Within a few minutes a posse was in hot pursuit, but lost the trail near Elwin, ten miles south of this place. A stolen car, identified as the one used by the bandits, was found abandoned this noon near Hastings City. State and county officers immediately spread a dragnet on surrounding highways.

Nelson Tare and his female companion were easily recognized as stunt shooters with a traveling carnival which became stranded in El-win a week ago. A full description of the hard-shooting pair has been broadcast to officials of five nearby states.

* * *

All the time I was reading it, I kept thinking of Nelly Tare, half-pint size in a dirty red coat, asking me, “Dot any duns?”

They were captured in Oklahoma that summer, after another robbery. Antoinette McReady, whose real name turned out to be Ruth Riley, was sent to a women’s penal institution; Nelly Tare went to McAlester Prison. He managed his escape during the winter two years later, and started off on a long series of holdups which carried him south into Texas, over to Arkansas, and north into Missouri.

Those were the days of frequent and daring bank robberies throughout that region. There were a lot of other bad boys around, and Nelly was only one of the herd. Still, he began to appear in the news dispatches with increasing regularity, and when some enterprising reporter called him Nice Nelly, the name stuck and spread. It was a good news name, like Baby Face or Pretty Boy.

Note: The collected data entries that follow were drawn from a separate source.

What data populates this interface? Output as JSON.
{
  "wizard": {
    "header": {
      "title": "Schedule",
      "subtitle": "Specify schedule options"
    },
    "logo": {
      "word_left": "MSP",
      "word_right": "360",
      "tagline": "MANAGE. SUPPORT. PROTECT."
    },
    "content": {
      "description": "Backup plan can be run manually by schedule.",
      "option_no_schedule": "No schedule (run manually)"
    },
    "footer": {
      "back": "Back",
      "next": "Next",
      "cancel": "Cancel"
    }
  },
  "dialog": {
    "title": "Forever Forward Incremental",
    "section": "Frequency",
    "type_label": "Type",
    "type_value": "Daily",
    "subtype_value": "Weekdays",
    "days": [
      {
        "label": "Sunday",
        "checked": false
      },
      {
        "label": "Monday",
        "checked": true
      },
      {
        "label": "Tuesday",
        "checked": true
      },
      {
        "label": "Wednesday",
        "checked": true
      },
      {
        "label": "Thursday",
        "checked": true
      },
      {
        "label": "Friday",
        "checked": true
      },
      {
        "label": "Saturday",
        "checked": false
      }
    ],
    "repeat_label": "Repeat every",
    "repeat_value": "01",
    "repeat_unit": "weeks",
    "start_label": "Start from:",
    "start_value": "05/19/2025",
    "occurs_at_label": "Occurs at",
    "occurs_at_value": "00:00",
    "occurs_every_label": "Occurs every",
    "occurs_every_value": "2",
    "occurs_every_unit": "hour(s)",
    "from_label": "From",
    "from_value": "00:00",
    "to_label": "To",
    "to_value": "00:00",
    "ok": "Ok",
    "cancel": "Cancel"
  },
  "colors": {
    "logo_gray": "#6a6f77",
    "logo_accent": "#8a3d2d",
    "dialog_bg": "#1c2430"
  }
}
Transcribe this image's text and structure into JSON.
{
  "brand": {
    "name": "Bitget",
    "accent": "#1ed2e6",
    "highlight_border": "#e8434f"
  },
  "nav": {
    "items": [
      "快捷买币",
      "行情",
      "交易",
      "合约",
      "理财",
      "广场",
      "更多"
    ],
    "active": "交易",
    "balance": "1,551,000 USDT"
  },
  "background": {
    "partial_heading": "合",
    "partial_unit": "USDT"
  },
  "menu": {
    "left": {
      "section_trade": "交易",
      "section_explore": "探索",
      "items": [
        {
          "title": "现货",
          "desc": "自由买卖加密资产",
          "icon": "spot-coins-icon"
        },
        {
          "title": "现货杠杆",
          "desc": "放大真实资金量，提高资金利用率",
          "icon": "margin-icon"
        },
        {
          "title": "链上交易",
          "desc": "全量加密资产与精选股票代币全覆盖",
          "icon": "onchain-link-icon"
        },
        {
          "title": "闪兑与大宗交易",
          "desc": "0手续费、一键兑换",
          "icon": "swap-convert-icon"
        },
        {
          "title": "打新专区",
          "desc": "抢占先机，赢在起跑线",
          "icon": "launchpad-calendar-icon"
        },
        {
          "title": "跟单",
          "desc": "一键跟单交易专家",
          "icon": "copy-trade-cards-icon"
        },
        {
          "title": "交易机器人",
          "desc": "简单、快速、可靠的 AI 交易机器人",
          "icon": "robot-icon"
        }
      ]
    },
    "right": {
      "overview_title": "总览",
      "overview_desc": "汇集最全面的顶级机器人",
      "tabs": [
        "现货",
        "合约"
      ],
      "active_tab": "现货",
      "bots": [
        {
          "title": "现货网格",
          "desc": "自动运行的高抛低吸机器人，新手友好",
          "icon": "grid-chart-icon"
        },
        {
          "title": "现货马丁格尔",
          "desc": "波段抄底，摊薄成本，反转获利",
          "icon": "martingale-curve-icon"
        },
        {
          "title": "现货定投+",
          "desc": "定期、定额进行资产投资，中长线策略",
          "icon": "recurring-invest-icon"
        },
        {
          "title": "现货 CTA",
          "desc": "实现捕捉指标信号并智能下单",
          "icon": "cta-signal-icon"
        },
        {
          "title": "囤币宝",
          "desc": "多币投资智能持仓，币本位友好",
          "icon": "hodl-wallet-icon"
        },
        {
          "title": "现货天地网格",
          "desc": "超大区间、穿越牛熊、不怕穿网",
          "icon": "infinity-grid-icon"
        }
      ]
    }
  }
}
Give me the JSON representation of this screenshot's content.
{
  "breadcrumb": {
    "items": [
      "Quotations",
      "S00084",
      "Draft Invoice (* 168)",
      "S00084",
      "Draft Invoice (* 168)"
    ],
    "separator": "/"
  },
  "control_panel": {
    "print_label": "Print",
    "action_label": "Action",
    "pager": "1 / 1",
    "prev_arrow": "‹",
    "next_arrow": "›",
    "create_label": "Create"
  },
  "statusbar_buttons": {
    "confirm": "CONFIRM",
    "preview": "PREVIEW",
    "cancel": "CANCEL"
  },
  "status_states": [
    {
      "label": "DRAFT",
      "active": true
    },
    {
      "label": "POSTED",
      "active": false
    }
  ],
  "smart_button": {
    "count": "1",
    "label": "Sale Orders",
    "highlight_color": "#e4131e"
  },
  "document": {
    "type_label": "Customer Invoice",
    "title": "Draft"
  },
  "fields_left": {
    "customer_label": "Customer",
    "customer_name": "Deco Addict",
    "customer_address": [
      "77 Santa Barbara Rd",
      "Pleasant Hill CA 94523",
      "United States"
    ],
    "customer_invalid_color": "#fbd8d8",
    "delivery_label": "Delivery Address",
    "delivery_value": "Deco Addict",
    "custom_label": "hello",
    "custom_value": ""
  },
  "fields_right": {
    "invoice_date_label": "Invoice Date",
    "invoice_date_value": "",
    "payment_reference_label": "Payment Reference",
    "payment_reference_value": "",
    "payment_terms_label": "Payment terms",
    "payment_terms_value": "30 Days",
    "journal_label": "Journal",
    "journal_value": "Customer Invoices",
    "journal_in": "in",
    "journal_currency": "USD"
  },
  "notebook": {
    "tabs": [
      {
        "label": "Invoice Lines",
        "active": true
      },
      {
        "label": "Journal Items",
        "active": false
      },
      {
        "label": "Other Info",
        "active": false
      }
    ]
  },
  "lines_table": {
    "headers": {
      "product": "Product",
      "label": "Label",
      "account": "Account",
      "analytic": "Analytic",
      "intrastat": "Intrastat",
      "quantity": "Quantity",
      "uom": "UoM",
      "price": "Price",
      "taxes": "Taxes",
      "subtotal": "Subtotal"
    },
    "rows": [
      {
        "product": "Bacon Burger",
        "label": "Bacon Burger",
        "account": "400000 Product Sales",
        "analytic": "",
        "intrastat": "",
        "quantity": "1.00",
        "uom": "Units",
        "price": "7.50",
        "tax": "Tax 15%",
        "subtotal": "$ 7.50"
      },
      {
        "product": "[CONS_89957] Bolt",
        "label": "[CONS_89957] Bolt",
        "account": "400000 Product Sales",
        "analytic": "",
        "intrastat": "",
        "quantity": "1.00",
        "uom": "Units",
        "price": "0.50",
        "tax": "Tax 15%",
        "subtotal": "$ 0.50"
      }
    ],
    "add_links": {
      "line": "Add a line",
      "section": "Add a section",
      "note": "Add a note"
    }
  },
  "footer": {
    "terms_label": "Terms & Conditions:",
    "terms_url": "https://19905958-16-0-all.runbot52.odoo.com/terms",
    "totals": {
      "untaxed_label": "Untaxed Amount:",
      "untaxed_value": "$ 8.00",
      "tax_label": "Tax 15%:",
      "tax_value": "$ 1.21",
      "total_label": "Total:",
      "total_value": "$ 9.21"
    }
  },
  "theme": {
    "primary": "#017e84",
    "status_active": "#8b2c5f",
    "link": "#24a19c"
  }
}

They recaptured him in Sedalia; the story of his escape from the Jefferson City Penitentiary in 1933 was front-page stuff all over the nation. It was always the same — he was always just as hard to catch up with. He was always just as able to puncture the tires of pursuing cars, to blast the headlights that tried to pick him out through the midnight dust.

Federal men didn’t enter the picture until the next January, when Nelly kidnapped a bank cashier in Hiawatha, Kansas, and carried him nearly to Lincoln, Nebraska. That little state line made all the difference in the world. The so-called Lindbergh Law had come into existence, and Nice Nelly Tare became a public enemy on an elaborate scale.

It is not astonishing that some people of Elm City basked in this reflected notoriety.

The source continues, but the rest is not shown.